Dairy farmers with access to irrigation are being spared the worst of Canterbury's dry weather and many are calling for its increased use.
The region, known for its dry summers, had seen more conversions from sheep and beef farming to dairying than anywhere else in the country, something that would not have been possible without water from its mountain fed rivers.
Robert McDowell raised heifers for dairy farms in Mid-Canterbury and was on the board of the local irrigation scheme that took water from the Rakaia and Rangitata Rivers.
He said irrigation changed everything when it came to what could be farmed and where.
"If you've got irrigation, a dry year often can mean better production because you've got warmer weather, better sunlight.
"You finish up growing more in those kind of seasons, as long as you've got the water, than you do in what would normally be considered a wet season."
Mr McDowell said the situation in South Canterbury, where water from the Opuha Dam was about to dry up, could not happen to his irrigation scheme, because it was fed by rain from the West Coast.
"When there's hot northwest conditions and there's heavy rain on the West Coast, that rainfall spills over the main divide into the alpine areas and the rivers that we depend upon for irrigation actually rise and have greater flows.
"That kind of rain doesn't benefit lake Opuha much."
Ngai Tahu Property owns some of Canterbury's largest dairy farms and recently showed an interest in the controversial Ruataniwha Dam in Hawkes Bay.
Chief executive Tony Sewell rejected the idea that dairy farming in Canterbury, with the help of expensive irrigation schemes, was a high-stakes game.
"At the moment with a drought proposed I'd say the stakes are a hell-of-a lot lower than they are with dry land farming.
"We're just managing environmental conditions and man's been doing that for generations.
"There's parts of the world where they're irrigating deserts and growing food."
Mr Sewell said irrigation was expensive and only stacked up financially if the returns were also high.
He expected dairying to continue providing these high returns and said the low milk price was only a blip.
"You've got to take a long term view.
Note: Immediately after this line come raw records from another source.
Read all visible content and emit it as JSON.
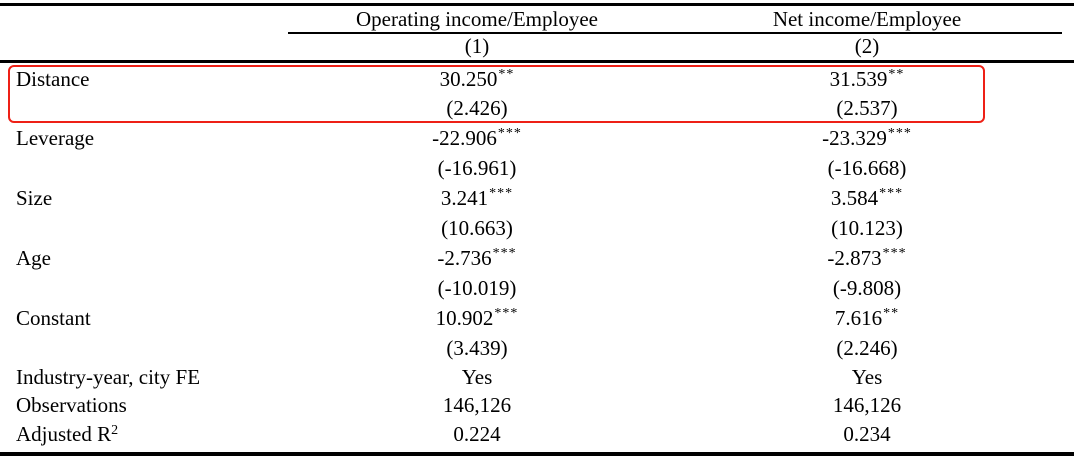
{
  "table": {
    "corner_label": "",
    "col_groups": [
      {
        "label": "Operating income/Employee",
        "number": "(1)"
      },
      {
        "label": "Net income/Employee",
        "number": "(2)"
      }
    ],
    "rows": [
      {
        "label": "Distance",
        "highlighted": true,
        "cells": [
          {
            "coef": "30.250",
            "stars": "**",
            "tstat": "(2.426)"
          },
          {
            "coef": "31.539",
            "stars": "**",
            "tstat": "(2.537)"
          }
        ]
      },
      {
        "label": "Leverage",
        "highlighted": false,
        "cells": [
          {
            "coef": "-22.906",
            "stars": "***",
            "tstat": "(-16.961)"
          },
          {
            "coef": "-23.329",
            "stars": "***",
            "tstat": "(-16.668)"
          }
        ]
      },
      {
        "label": "Size",
        "highlighted": false,
        "cells": [
          {
            "coef": "3.241",
            "stars": "***",
            "tstat": "(10.663)"
          },
          {
            "coef": "3.584",
            "stars": "***",
            "tstat": "(10.123)"
          }
        ]
      },
      {
        "label": "Age",
        "highlighted": false,
        "cells": [
          {
            "coef": "-2.736",
            "stars": "***",
            "tstat": "(-10.019)"
          },
          {
            "coef": "-2.873",
            "stars": "***",
            "tstat": "(-9.808)"
          }
        ]
      },
      {
        "label": "Constant",
        "highlighted": false,
        "cells": [
          {
            "coef": "10.902",
            "stars": "***",
            "tstat": "(3.439)"
          },
          {
            "coef": "7.616",
            "stars": "**",
            "tstat": "(2.246)"
          }
        ]
      }
    ],
    "summary_rows": [
      {
        "label": "Industry-year, city FE",
        "values": [
          "Yes",
          "Yes"
        ]
      },
      {
        "label": "Observations",
        "values": [
          "146,126",
          "146,126"
        ]
      },
      {
        "label": "Adjusted R",
        "label_sup": "2",
        "values": [
          "0.224",
          "0.234"
        ]
      }
    ],
    "highlight_color": "#ee2016"
  }
}
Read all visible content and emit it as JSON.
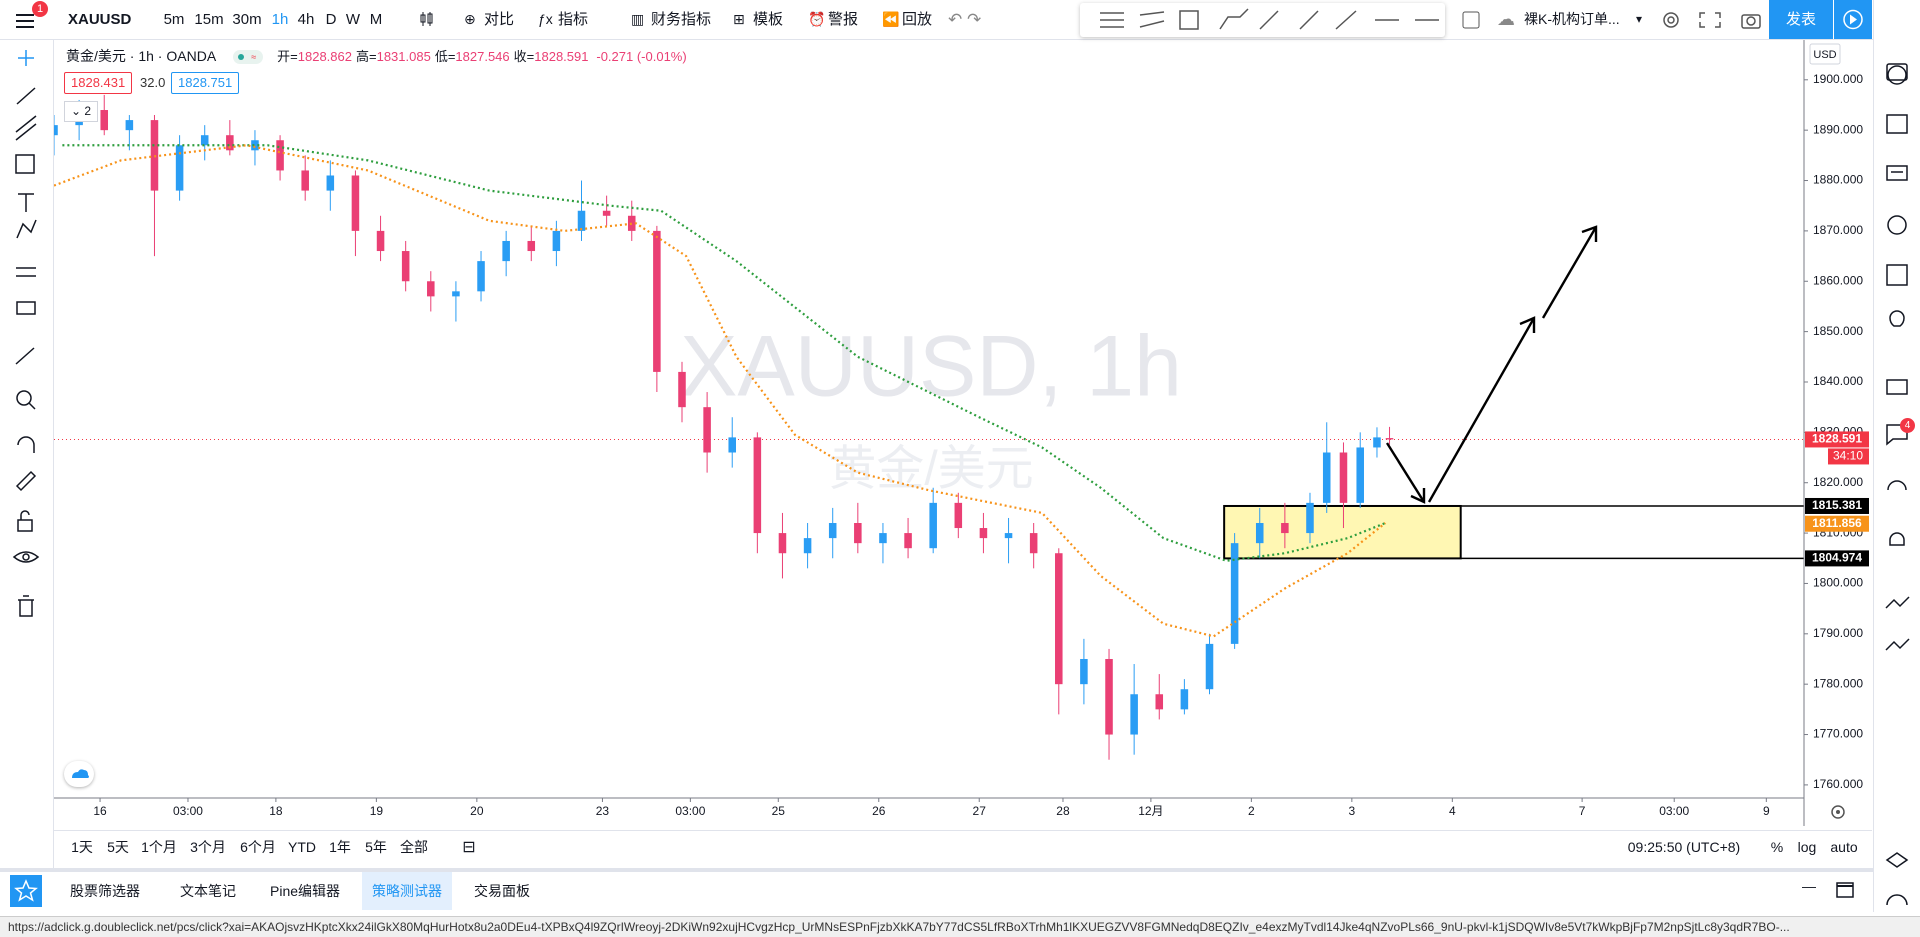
{
  "toolbar": {
    "symbol": "XAUUSD",
    "notification_count": "1",
    "intervals": [
      "5m",
      "15m",
      "30m",
      "1h",
      "4h",
      "D",
      "W",
      "M"
    ],
    "active_interval_index": 3,
    "buttons": [
      "对比",
      "指标",
      "财务指标",
      "模板",
      "警报",
      "回放"
    ],
    "layout_name": "裸K-机构订单...",
    "publish": "发表"
  },
  "legend": {
    "symbol": "黄金/美元",
    "interval": "1h",
    "exchange": "OANDA",
    "ohlc": [
      {
        "key": "开=",
        "value": "1828.862"
      },
      {
        "key": "高=",
        "value": "1831.085"
      },
      {
        "key": "低=",
        "value": "1827.546"
      },
      {
        "key": "收=",
        "value": "1828.591"
      }
    ],
    "change": "-0.271 (-0.01%)",
    "bid": "1828.431",
    "spread": "32.0",
    "ask": "1828.751",
    "indicator_count": "2"
  },
  "watermark": {
    "title": "XAUUSD, 1h",
    "subtitle": "黄金/美元"
  },
  "chart_data": {
    "type": "candlestick",
    "x": [
      0,
      6,
      12,
      18,
      24,
      30,
      36,
      42,
      48,
      54,
      60,
      66,
      72,
      78,
      84,
      90,
      96,
      102,
      108,
      114,
      120,
      126,
      132,
      138,
      144,
      150,
      156,
      162,
      168,
      174,
      180,
      186,
      192,
      198,
      204,
      210,
      216,
      222,
      228,
      234,
      240,
      246,
      252,
      258,
      264,
      270,
      276,
      282,
      288,
      294,
      300,
      304,
      308,
      312,
      316,
      319
    ],
    "open": [
      1889,
      1891,
      1894,
      1890,
      1892,
      1878,
      1887,
      1889,
      1886,
      1888,
      1882,
      1878,
      1881,
      1870,
      1866,
      1860,
      1857,
      1858,
      1864,
      1868,
      1866,
      1870,
      1874,
      1873,
      1870,
      1842,
      1835,
      1826,
      1829,
      1810,
      1806,
      1809,
      1812,
      1808,
      1810,
      1807,
      1816,
      1811,
      1809,
      1810,
      1806,
      1780,
      1785,
      1770,
      1778,
      1775,
      1779,
      1788,
      1808,
      1812,
      1810,
      1816,
      1826,
      1816,
      1827,
      1828.862
    ],
    "high": [
      1893,
      1896,
      1897,
      1893,
      1893,
      1889,
      1891,
      1892,
      1890,
      1889,
      1885,
      1884,
      1882,
      1873,
      1868,
      1862,
      1860,
      1866,
      1870,
      1871,
      1872,
      1880,
      1877,
      1876,
      1871,
      1844,
      1838,
      1833,
      1830,
      1814,
      1812,
      1815,
      1816,
      1812,
      1813,
      1819,
      1818,
      1814,
      1813,
      1812,
      1807,
      1789,
      1787,
      1784,
      1782,
      1781,
      1790,
      1810,
      1815,
      1816,
      1818,
      1832,
      1828,
      1830,
      1831,
      1831.085
    ],
    "low": [
      1885,
      1888,
      1889,
      1886,
      1865,
      1876,
      1884,
      1885,
      1883,
      1880,
      1876,
      1874,
      1865,
      1864,
      1858,
      1854,
      1852,
      1856,
      1861,
      1864,
      1863,
      1868,
      1871,
      1868,
      1838,
      1832,
      1822,
      1823,
      1806,
      1801,
      1803,
      1805,
      1806,
      1804,
      1805,
      1806,
      1809,
      1806,
      1804,
      1803,
      1774,
      1776,
      1765,
      1766,
      1773,
      1774,
      1778,
      1787,
      1805,
      1807,
      1808,
      1814,
      1811,
      1815,
      1825,
      1827.546
    ],
    "close": [
      1891,
      1894,
      1890,
      1892,
      1878,
      1887,
      1889,
      1886,
      1888,
      1882,
      1878,
      1881,
      1870,
      1866,
      1860,
      1857,
      1858,
      1864,
      1868,
      1866,
      1870,
      1874,
      1873,
      1870,
      1842,
      1835,
      1826,
      1829,
      1810,
      1806,
      1809,
      1812,
      1808,
      1810,
      1807,
      1816,
      1811,
      1809,
      1810,
      1806,
      1780,
      1785,
      1770,
      1778,
      1775,
      1779,
      1788,
      1808,
      1812,
      1810,
      1816,
      1826,
      1816,
      1827,
      1829,
      1828.591
    ],
    "up_color": "#2a9df4",
    "down_color": "#ea3f74",
    "xlim": [
      0,
      418
    ],
    "ylim": [
      1757.4,
      1908.1
    ],
    "xticks": [
      {
        "value": 11,
        "label": "16"
      },
      {
        "value": 32,
        "label": "03:00"
      },
      {
        "value": 53,
        "label": "18"
      },
      {
        "value": 77,
        "label": "19"
      },
      {
        "value": 101,
        "label": "20"
      },
      {
        "value": 131,
        "label": "23"
      },
      {
        "value": 152,
        "label": "03:00"
      },
      {
        "value": 173,
        "label": "25"
      },
      {
        "value": 197,
        "label": "26"
      },
      {
        "value": 221,
        "label": "27"
      },
      {
        "value": 241,
        "label": "28"
      },
      {
        "value": 262,
        "label": "12月"
      },
      {
        "value": 286,
        "label": "2"
      },
      {
        "value": 310,
        "label": "3"
      },
      {
        "value": 334,
        "label": "4"
      },
      {
        "value": 365,
        "label": "7"
      },
      {
        "value": 387,
        "label": "03:00"
      },
      {
        "value": 409,
        "label": "9"
      }
    ],
    "yticks": [
      {
        "value": 1760,
        "label": "1760.000"
      },
      {
        "value": 1770,
        "label": "1770.000"
      },
      {
        "value": 1780,
        "label": "1780.000"
      },
      {
        "value": 1790,
        "label": "1790.000"
      },
      {
        "value": 1800,
        "label": "1800.000"
      },
      {
        "value": 1810,
        "label": "1810.000"
      },
      {
        "value": 1820,
        "label": "1820.000"
      },
      {
        "value": 1830,
        "label": "1830.000"
      },
      {
        "value": 1840,
        "label": "1840.000"
      },
      {
        "value": 1850,
        "label": "1850.000"
      },
      {
        "value": 1860,
        "label": "1860.000"
      },
      {
        "value": 1870,
        "label": "1870.000"
      },
      {
        "value": 1880,
        "label": "1880.000"
      },
      {
        "value": 1890,
        "label": "1890.000"
      },
      {
        "value": 1900,
        "label": "1900.000"
      }
    ],
    "lines": [
      {
        "color": "#2e9e3e",
        "x": [
          2,
          51,
          75,
          104,
          133,
          145,
          163,
          192,
          221,
          236,
          250,
          265,
          280,
          294,
          309,
          318
        ],
        "values": [
          1887,
          1887,
          1884,
          1878,
          1875,
          1874,
          1864,
          1845,
          1833,
          1827,
          1819,
          1809,
          1804.5,
          1806,
          1809,
          1812
        ]
      },
      {
        "color": "#f7931a",
        "x": [
          0,
          16,
          46,
          75,
          104,
          122,
          139,
          151,
          163,
          177,
          192,
          209,
          236,
          250,
          265,
          277,
          294,
          309,
          318
        ],
        "values": [
          1879,
          1884,
          1887,
          1882,
          1872,
          1870,
          1871.5,
          1865,
          1845,
          1829.5,
          1822,
          1818.5,
          1814,
          1801.5,
          1792,
          1789.5,
          1799,
          1806,
          1812
        ]
      }
    ],
    "current_price": {
      "value": 1828.591,
      "color": "#f23645"
    },
    "ma_marker": {
      "value": 1811.856,
      "color": "#f7931a"
    },
    "zone": {
      "x": [
        279.5,
        336
      ],
      "top": 1815.381,
      "bottom": 1804.974,
      "fill": "#fff7b3"
    }
  },
  "price_axis": {
    "currency": "USD",
    "countdown": "34:10"
  },
  "range_bar": {
    "ranges": [
      "1天",
      "5天",
      "1个月",
      "3个月",
      "6个月",
      "YTD",
      "1年",
      "5年",
      "全部"
    ],
    "time": "09:25:50 (UTC+8)",
    "options": [
      "%",
      "log",
      "auto"
    ]
  },
  "tabs": {
    "items": [
      "股票筛选器",
      "文本笔记",
      "Pine编辑器",
      "策略测试器",
      "交易面板"
    ],
    "active_index": 3
  },
  "right_sidebar": {
    "chat_badge": "4"
  },
  "status_url": "https://adclick.g.doubleclick.net/pcs/click?xai=AKAOjsvzHKptcXkx24ilGkX80MqHurHotx8u2a0DEu4-tXPBxQ4l9ZQrIWreoyj-2DKiWn92xujHCvgzHcp_UrMNsESPnFjzbXkKA7bY77dCS5LfRBoXTrhMh1lKXUEGZVV8FGMNedqD8EQZIv_e4exzMyTvdl14Jke4qNZvoPLs66_9nU-pkvl-k1jSDQWIv8e5Vt7kWkpBjFp7M2npSjtLc8y3qdR7BO-..."
}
If you measure the dairy prices back over the past 20 years they haven't looked too bad.
"Bit of a tumble this time but we don't get up in the morning and make our decisions on what's happening on that particular day.
"We've got a slightly more planned approach than that."
Forest and Bird's Kevin Hackwell said taking water from alpine-fed rivers would lead to pressure being put on authorities to allow minimum flow levels to be breached in dry years.
"A lot of pressure will come on to actually put aside the environmental protection. Oh it's just an emergency, just this year.
"Year after year that happens because of climate change and we run the risk that we're going to kill these rivers."
Mr Hackwell said the alluvial nature of Canterbury's soils meant there was a heightened risk of nutrients from dairy farms making its way into waterways and polluting them.
He said the Government was wrong to offer loans for irrigation schemes to encourage dairy farming in areas it was not well suited to.
"The Government's put aside $400 million from the sale of the publicly owned power companies to subsidise irrigation schemes.
"If these schemes are economic, they should be able to fund themselves."
Canterbury's largest irrigation scheme yet, Central Plains, would open its first stage this year in a project that will eventually irrigate 60,000 hectares between the Waimakariri and Rakaia Rivers.